In Wien erlebte der herausragende Schauspieler seine Sternstunden und debütierte als "Richard III" 1986 an der Burg. "In den folgenden Jahrzehnten trug Gert Voss diese Krone immer wieder, egal ob er Könige oder Bettler, Shakespeare oder Beckett, Bernhard oder Handke, Tschechow oder Tabori spielte", würdigte ihn die interimistische Burgtheater-Direktorin Karin Bergmann in einem ersten Statement.

Gert Voss wurde 1941 in Schanghai geboren. Voss' Vater arbeitete als Außenhandelskaufmann. 1947 kehrte die Familie nach Deutschland zurück.

Die Schule besuchte Voss in Hamburg, Köln, Heidenheim an der Brenz und Friedrichshafen am Bodensee. Nach dem Abitur begann er zunächst in Tübingen und München Germanistik und Anglistik zu studieren, schloss das Studium aber nicht ab.

Nebenher trat Voss im Kirchenkabarett eines evangelischen Pfarrers und im Tübinger Studententheater auf. Als eine Schauspieleignungsprüfung in Stuttgart eine überraschend positive Beurteilung fand, entschied sich Voss für das Theater.

Peymans produktivster Protagonist

Ein erstes Bühnenengagement bekam Voss in Konstanz, wo er als jugendlicher Held (Marchbanks in Shaws "Candida") debütierte. Dann arbeitete er in Braunschweig (1968-1971) und am Münchner Residenztheater (1971-1972). Von dort wechselte er an das Württembergische Staatstheater in Stuttgart und machte hier vor allem in Inszenierungen von Alfred Kirchner und Claus Peymann auf sich aufmerksam.

In Stuttgart galt Voss ab 1974 als Peymanns produktivster Protagonist und war als "der bewegendste und intelligenteste Kämpfer unter den Schauspielern", wie die Frankfurter Allgemeine Zeitung im Jahr 2001 im Rückblick auf seine Stuttgarter Jahre schrieb. 1979 wechselte er mit Peymann nach Bochum, wo dieser die Leitung des Schauspielhauses und der Kammerspiele übernahm.

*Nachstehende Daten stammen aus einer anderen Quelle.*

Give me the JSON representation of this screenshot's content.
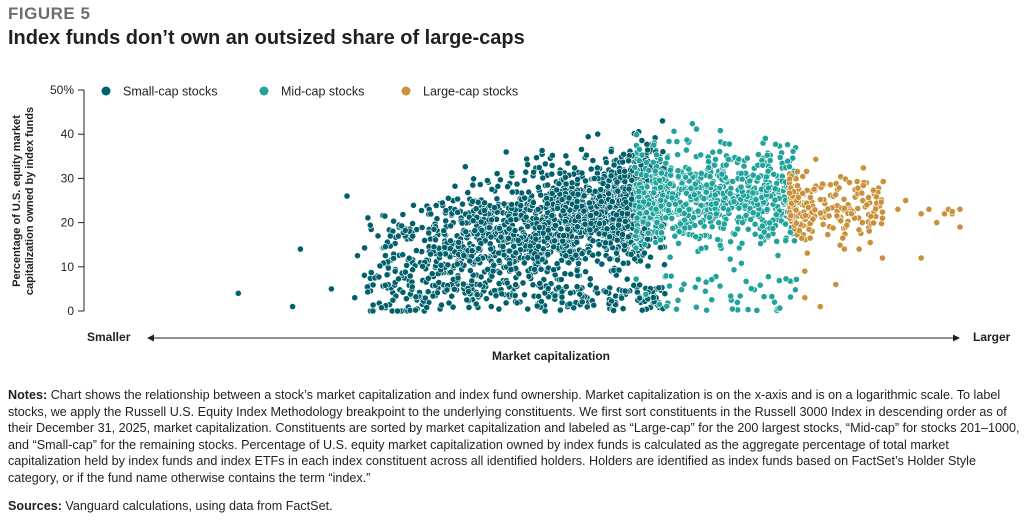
{
  "figure_label": "FIGURE 5",
  "title": "Index funds don’t own an outsized share of large-caps",
  "notes_label": "Notes:",
  "notes_text": "Chart shows the relationship between a stock’s market capitalization and index fund ownership. Market capitalization is on the x-axis and is on a logarithmic scale. To label stocks, we apply the Russell U.S. Equity Index Methodology breakpoint to the underlying constituents. We first sort constituents in the Russell 3000 Index in descending order as of their December 31, 2025, market capitalization. Constituents are sorted by market capitalization and labeled as “Large-cap” for the 200 largest stocks, “Mid-cap” for stocks 201–1000, and “Small-cap” for the remaining stocks. Percentage of U.S. equity market capitalization owned by index funds is calculated as the aggregate percentage of total market capitalization held by index funds and index ETFs in each index constituent across all identified holders. Holders are identified as index funds based on FactSet’s Holder Style category, or if the fund name otherwise contains the term “index.”",
  "sources_label": "Sources:",
  "sources_text": "Vanguard calculations, using data from FactSet.",
  "chart_data": {
    "type": "scatter",
    "xscale": "log",
    "ylabel": "Percentage of U.S. equity market\ncapitalization owned by index funds",
    "xlabel": "Market capitalization",
    "x_left_label": "Smaller",
    "x_right_label": "Larger",
    "arrow_glyph": "←——————————————————————————————————————————————————————————————————————————————————————→",
    "ylim": [
      0,
      50
    ],
    "yticks": [
      "0",
      "10",
      "20",
      "30",
      "40",
      "50%"
    ],
    "ytick_values": [
      0,
      10,
      20,
      30,
      40,
      50
    ],
    "legend_position": "top-left",
    "x_range_relative": [
      0,
      1
    ],
    "series": [
      {
        "name": "Small-cap stocks",
        "color": "#00606b",
        "count": 2000,
        "x_range": [
          0.0,
          0.62
        ],
        "approx_center": 17,
        "approx_max": 44,
        "outliers": [
          [
            0.07,
            4
          ],
          [
            0.14,
            1
          ],
          [
            0.15,
            14
          ],
          [
            0.21,
            26
          ],
          [
            0.19,
            5
          ],
          [
            0.22,
            3
          ],
          [
            0.25,
            17
          ]
        ]
      },
      {
        "name": "Mid-cap stocks",
        "color": "#1fa39b",
        "count": 800,
        "x_range": [
          0.58,
          0.79
        ],
        "approx_center": 26,
        "approx_max": 41
      },
      {
        "name": "Large-cap stocks",
        "color": "#c9913a",
        "count": 200,
        "x_range": [
          0.78,
          1.0
        ],
        "approx_center": 24,
        "approx_max": 32,
        "outliers": [
          [
            0.8,
            3
          ],
          [
            0.82,
            1
          ],
          [
            0.84,
            6
          ],
          [
            0.8,
            9
          ],
          [
            0.95,
            12
          ],
          [
            0.99,
            22
          ],
          [
            1.0,
            19
          ]
        ]
      }
    ]
  }
}
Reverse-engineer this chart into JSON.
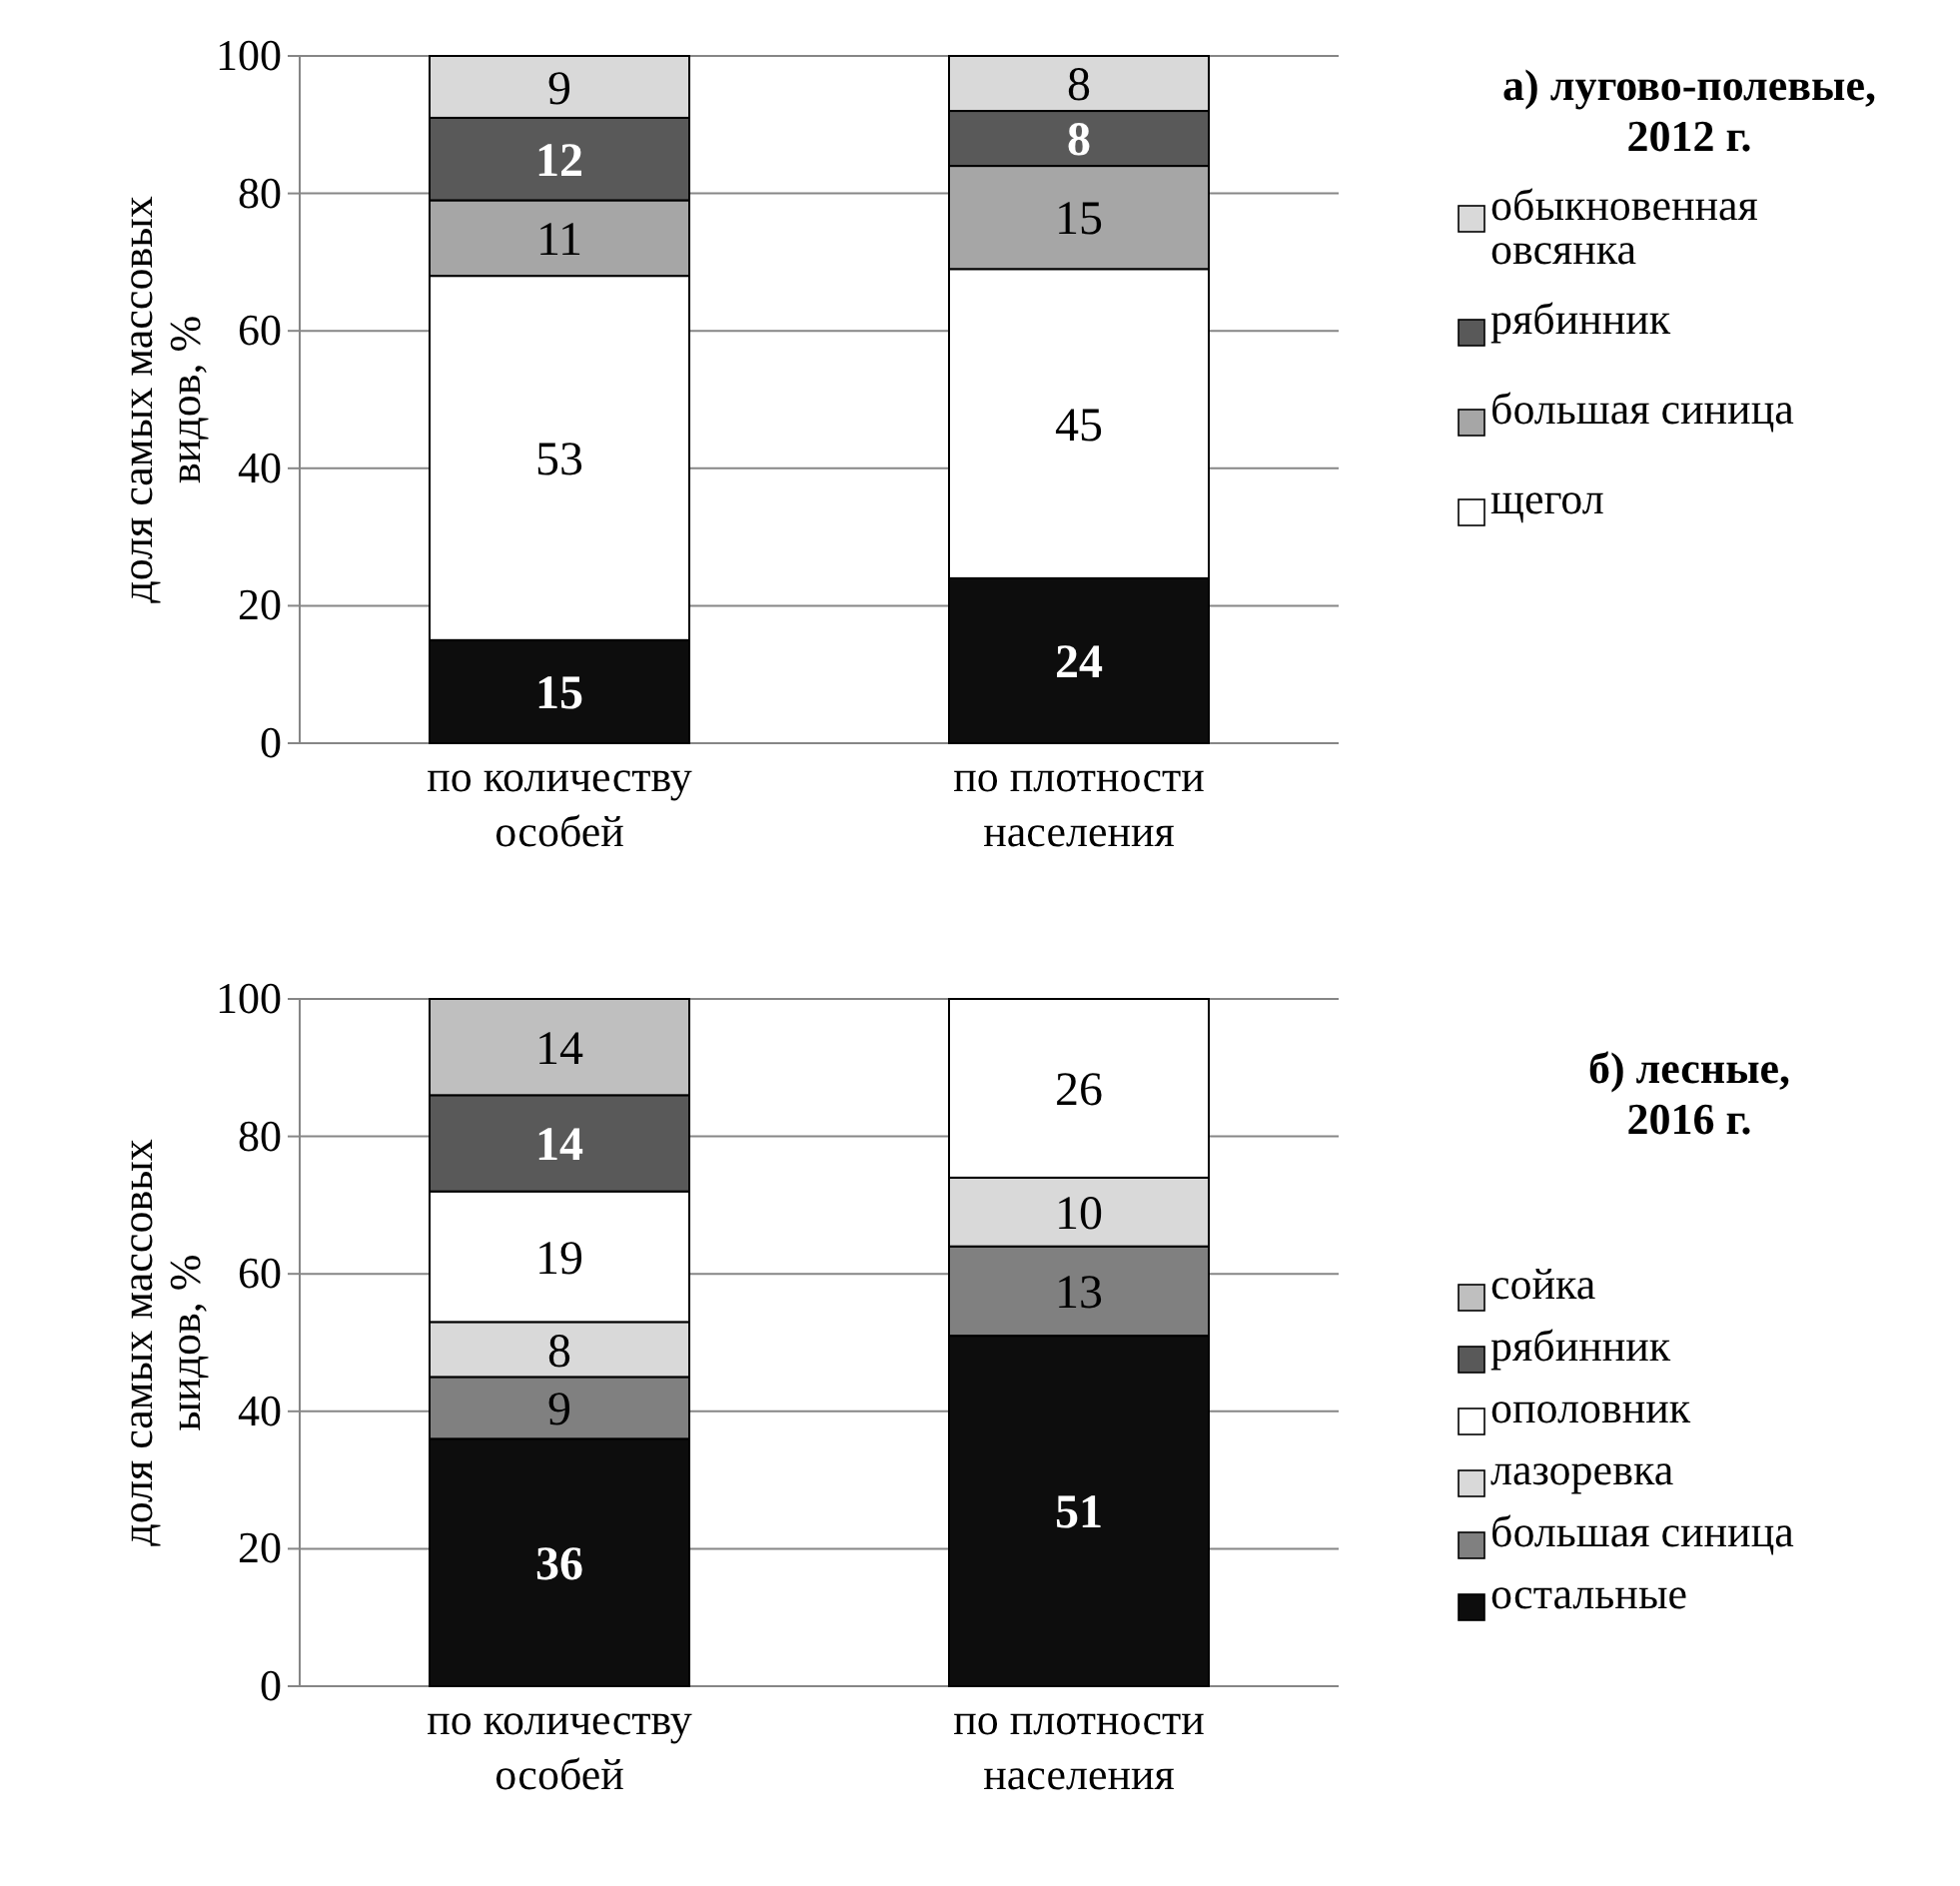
{
  "chart_data": [
    {
      "type": "bar",
      "stacked": true,
      "legend_title": "а) лугово-полевые, 2012 г.",
      "ylabel": "доля самых массовых видов, %",
      "categories": [
        "по количеству особей",
        "по плотности населения"
      ],
      "ylim": [
        0,
        100
      ],
      "yticks": [
        0,
        20,
        40,
        60,
        80,
        100
      ],
      "grid": "y",
      "legend": "right",
      "data_labels": true,
      "series": [
        {
          "color": "#0d0d0d",
          "values": [
            15,
            24
          ]
        },
        {
          "name": "щегол",
          "color": "#ffffff",
          "values": [
            53,
            45
          ]
        },
        {
          "name": "большая синица",
          "color": "#a6a6a6",
          "values": [
            11,
            15
          ]
        },
        {
          "name": "рябинник",
          "color": "#595959",
          "values": [
            12,
            8
          ]
        },
        {
          "name": "обыкновенная овсянка",
          "color": "#d9d9d9",
          "values": [
            9,
            8
          ]
        }
      ]
    },
    {
      "type": "bar",
      "stacked": true,
      "legend_title": "б) лесные, 2016 г.",
      "ylabel": "доля самых массовых ыидов, %",
      "categories": [
        "по количеству особей",
        "по плотности населения"
      ],
      "ylim": [
        0,
        100
      ],
      "yticks": [
        0,
        20,
        40,
        60,
        80,
        100
      ],
      "grid": "y",
      "legend": "right",
      "data_labels": true,
      "series": [
        {
          "name": "остальные",
          "color": "#0d0d0d",
          "values": [
            36,
            51
          ]
        },
        {
          "name": "большая синица",
          "color": "#808080",
          "values": [
            9,
            13
          ]
        },
        {
          "name": "лазоревка",
          "color": "#d9d9d9",
          "values": [
            8,
            10
          ]
        },
        {
          "name": "ополовник",
          "color": "#ffffff",
          "values": [
            19,
            26
          ]
        },
        {
          "name": "рябинник",
          "color": "#595959",
          "values": [
            14,
            null
          ]
        },
        {
          "name": "сойка",
          "color": "#bfbfbf",
          "values": [
            14,
            null
          ]
        }
      ]
    }
  ]
}
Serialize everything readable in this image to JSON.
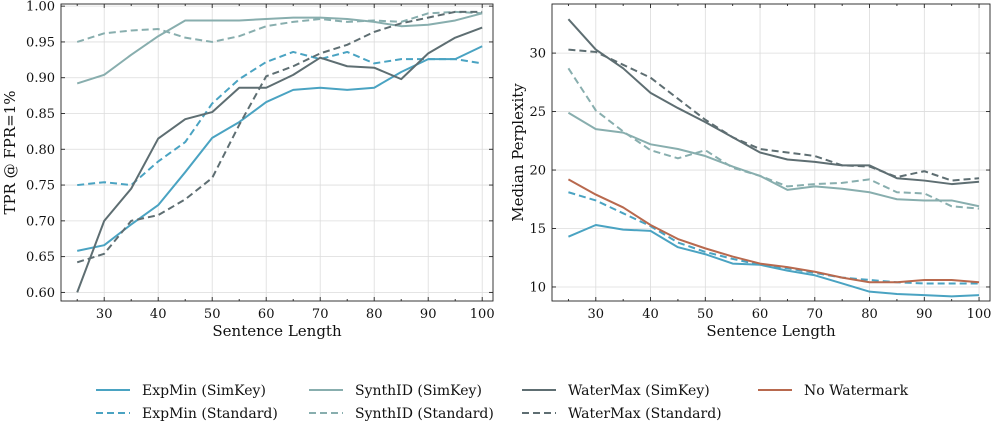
{
  "chart_data": [
    {
      "type": "line",
      "xlabel": "Sentence Length",
      "ylabel": "TPR @ FPR=1%",
      "xlim": [
        22,
        102
      ],
      "ylim": [
        0.588,
        1.003
      ],
      "xticks": [
        30,
        40,
        50,
        60,
        70,
        80,
        90,
        100
      ],
      "yticks": [
        0.6,
        0.65,
        0.7,
        0.75,
        0.8,
        0.85,
        0.9,
        0.95,
        1.0
      ],
      "ytick_labels": [
        "0.60",
        "0.65",
        "0.70",
        "0.75",
        "0.80",
        "0.85",
        "0.90",
        "0.95",
        "1.00"
      ],
      "grid": true,
      "x": [
        25,
        30,
        35,
        40,
        45,
        50,
        55,
        60,
        65,
        70,
        75,
        80,
        85,
        90,
        95,
        100
      ],
      "series": [
        {
          "name": "ExpMin (SimKey)",
          "style": "solid",
          "color": "#4aa3c2",
          "values": [
            0.658,
            0.666,
            0.695,
            0.722,
            0.768,
            0.816,
            0.838,
            0.866,
            0.883,
            0.886,
            0.883,
            0.886,
            0.908,
            0.926,
            0.926,
            0.944
          ]
        },
        {
          "name": "ExpMin (Standard)",
          "style": "dashed",
          "color": "#4aa3c2",
          "values": [
            0.75,
            0.754,
            0.75,
            0.783,
            0.81,
            0.864,
            0.898,
            0.922,
            0.936,
            0.926,
            0.936,
            0.92,
            0.926,
            0.926,
            0.926,
            0.92
          ]
        },
        {
          "name": "SynthID (SimKey)",
          "style": "solid",
          "color": "#88aeae",
          "values": [
            0.892,
            0.904,
            0.932,
            0.958,
            0.98,
            0.98,
            0.98,
            0.982,
            0.984,
            0.984,
            0.982,
            0.978,
            0.972,
            0.974,
            0.98,
            0.99
          ]
        },
        {
          "name": "SynthID (Standard)",
          "style": "dashed",
          "color": "#88aeae",
          "values": [
            0.95,
            0.962,
            0.966,
            0.968,
            0.956,
            0.95,
            0.958,
            0.972,
            0.978,
            0.982,
            0.978,
            0.98,
            0.978,
            0.99,
            0.992,
            0.99
          ]
        },
        {
          "name": "WaterMax (SimKey)",
          "style": "solid",
          "color": "#5e6e72",
          "values": [
            0.6,
            0.7,
            0.745,
            0.815,
            0.842,
            0.852,
            0.886,
            0.886,
            0.904,
            0.928,
            0.916,
            0.914,
            0.898,
            0.934,
            0.956,
            0.97
          ]
        },
        {
          "name": "WaterMax (Standard)",
          "style": "dashed",
          "color": "#5e6e72",
          "values": [
            0.642,
            0.654,
            0.7,
            0.708,
            0.73,
            0.76,
            0.834,
            0.902,
            0.916,
            0.934,
            0.946,
            0.964,
            0.976,
            0.984,
            0.992,
            0.992
          ]
        }
      ]
    },
    {
      "type": "line",
      "xlabel": "Sentence Length",
      "ylabel": "Median Perplexity",
      "xlim": [
        22,
        102
      ],
      "ylim": [
        8.8,
        34.2
      ],
      "xticks": [
        30,
        40,
        50,
        60,
        70,
        80,
        90,
        100
      ],
      "yticks": [
        10,
        15,
        20,
        25,
        30
      ],
      "ytick_labels": [
        "10",
        "15",
        "20",
        "25",
        "30"
      ],
      "grid": true,
      "x": [
        25,
        30,
        35,
        40,
        45,
        50,
        55,
        60,
        65,
        70,
        75,
        80,
        85,
        90,
        95,
        100
      ],
      "series": [
        {
          "name": "ExpMin (SimKey)",
          "style": "solid",
          "color": "#4aa3c2",
          "values": [
            14.3,
            15.3,
            14.9,
            14.8,
            13.4,
            12.8,
            12.0,
            11.9,
            11.4,
            11.0,
            10.3,
            9.6,
            9.4,
            9.3,
            9.2,
            9.3
          ]
        },
        {
          "name": "ExpMin (Standard)",
          "style": "dashed",
          "color": "#4aa3c2",
          "values": [
            18.1,
            17.4,
            16.3,
            15.2,
            13.8,
            13.0,
            12.4,
            11.9,
            11.6,
            11.2,
            10.8,
            10.6,
            10.4,
            10.3,
            10.3,
            10.3
          ]
        },
        {
          "name": "SynthID (SimKey)",
          "style": "solid",
          "color": "#88aeae",
          "values": [
            24.9,
            23.5,
            23.2,
            22.2,
            21.8,
            21.2,
            20.3,
            19.5,
            18.3,
            18.6,
            18.4,
            18.1,
            17.5,
            17.4,
            17.4,
            16.9
          ]
        },
        {
          "name": "SynthID (Standard)",
          "style": "dashed",
          "color": "#88aeae",
          "values": [
            28.7,
            25.1,
            23.3,
            21.7,
            21.0,
            21.7,
            20.2,
            19.5,
            18.6,
            18.8,
            18.9,
            19.2,
            18.1,
            18.0,
            16.9,
            16.7
          ]
        },
        {
          "name": "WaterMax (SimKey)",
          "style": "solid",
          "color": "#5e6e72",
          "values": [
            32.9,
            30.3,
            28.7,
            26.6,
            25.3,
            24.1,
            22.8,
            21.5,
            20.9,
            20.7,
            20.4,
            20.4,
            19.3,
            19.1,
            18.8,
            19.0
          ]
        },
        {
          "name": "WaterMax (Standard)",
          "style": "dashed",
          "color": "#5e6e72",
          "values": [
            30.3,
            30.1,
            29.0,
            27.9,
            26.1,
            24.3,
            22.8,
            21.8,
            21.5,
            21.2,
            20.4,
            20.3,
            19.4,
            19.9,
            19.1,
            19.3
          ]
        },
        {
          "name": "No Watermark",
          "style": "solid",
          "color": "#b8694e",
          "values": [
            19.2,
            17.9,
            16.8,
            15.3,
            14.1,
            13.3,
            12.6,
            12.0,
            11.7,
            11.3,
            10.8,
            10.4,
            10.4,
            10.6,
            10.6,
            10.4
          ]
        }
      ]
    }
  ],
  "legend": {
    "placement": "bottom-center",
    "items": [
      {
        "label": "ExpMin (SimKey)",
        "style": "solid",
        "color": "#4aa3c2"
      },
      {
        "label": "SynthID (SimKey)",
        "style": "solid",
        "color": "#88aeae"
      },
      {
        "label": "WaterMax (SimKey)",
        "style": "solid",
        "color": "#5e6e72"
      },
      {
        "label": "No Watermark",
        "style": "solid",
        "color": "#b8694e"
      },
      {
        "label": "ExpMin (Standard)",
        "style": "dashed",
        "color": "#4aa3c2"
      },
      {
        "label": "SynthID (Standard)",
        "style": "dashed",
        "color": "#88aeae"
      },
      {
        "label": "WaterMax (Standard)",
        "style": "dashed",
        "color": "#5e6e72"
      }
    ]
  }
}
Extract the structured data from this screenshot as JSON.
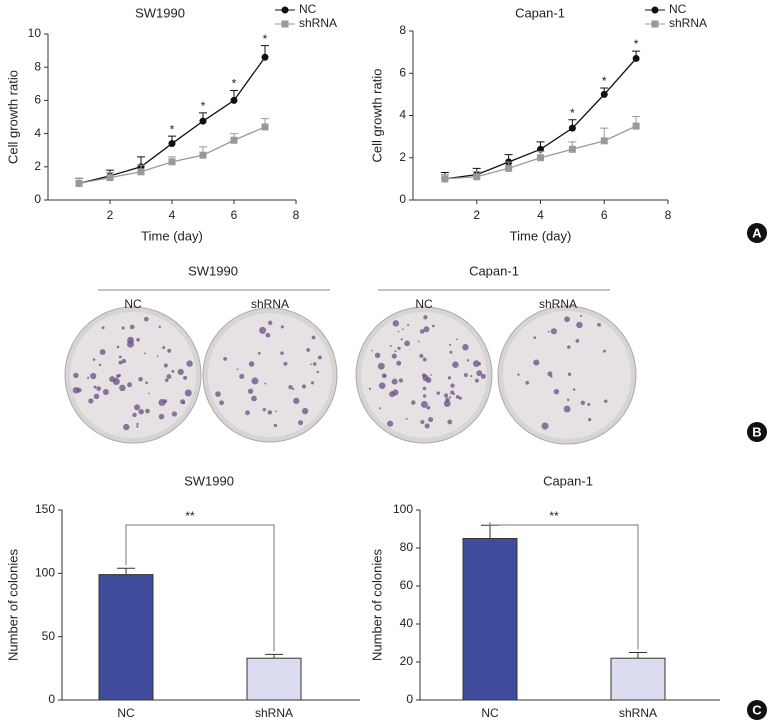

Nachdem er 1985 nach Stuttgart zurückgekehrt war, wechselte er im Jahr darauf mit Intendant Peymann an das Wiener Burgtheater und konnte hier seine Ausnahmekarriere nahtlos fortsetzen, obwohl die beiden deutschen Theatermacher im traditionsbewussten Wien gelegentlich angefeindet wurden und in eine Schlangengrube gerieten.

Über seine schauspielerische Leistung als "Richard III." schrieb der Spiegel: "Voss ist ein Theater-Verführer, dem nur ein Klotz widerstehen könnte, und er wächst an seinen Handicaps: Der absolute Bösewicht mit Buckel, Klumpfuß, schiefer Fratze wird zum absoluten Liebling. Dieser Richard III. ist kein eisiges Scheusal und kein satanisches Monster, sondern ein Kind, das geliebt werden will ..."

Voss blieb der männliche Spitzenstar des Peymann-Ensembles an der Burg und spielte in fast allen Klassikerinszenierungen die Hauptrolle.

Nach glanzvollen Gastspielen in den Jahren 1994 und 1995 am Berliner Ensemble, an der Berliner Schaubühne und den Salzburger Festspielen kehrte Voss 1996 an die Burg zurück. Dort geriet Taboris Uraufführungsinszenierung von "Die Ballade vom Wiener Schnitzel" nach Einschätzung des Branchenblatts Die Deutsche Bühne vor allem wegen Voss "zu einem Höhepunkt der Wiener Saison".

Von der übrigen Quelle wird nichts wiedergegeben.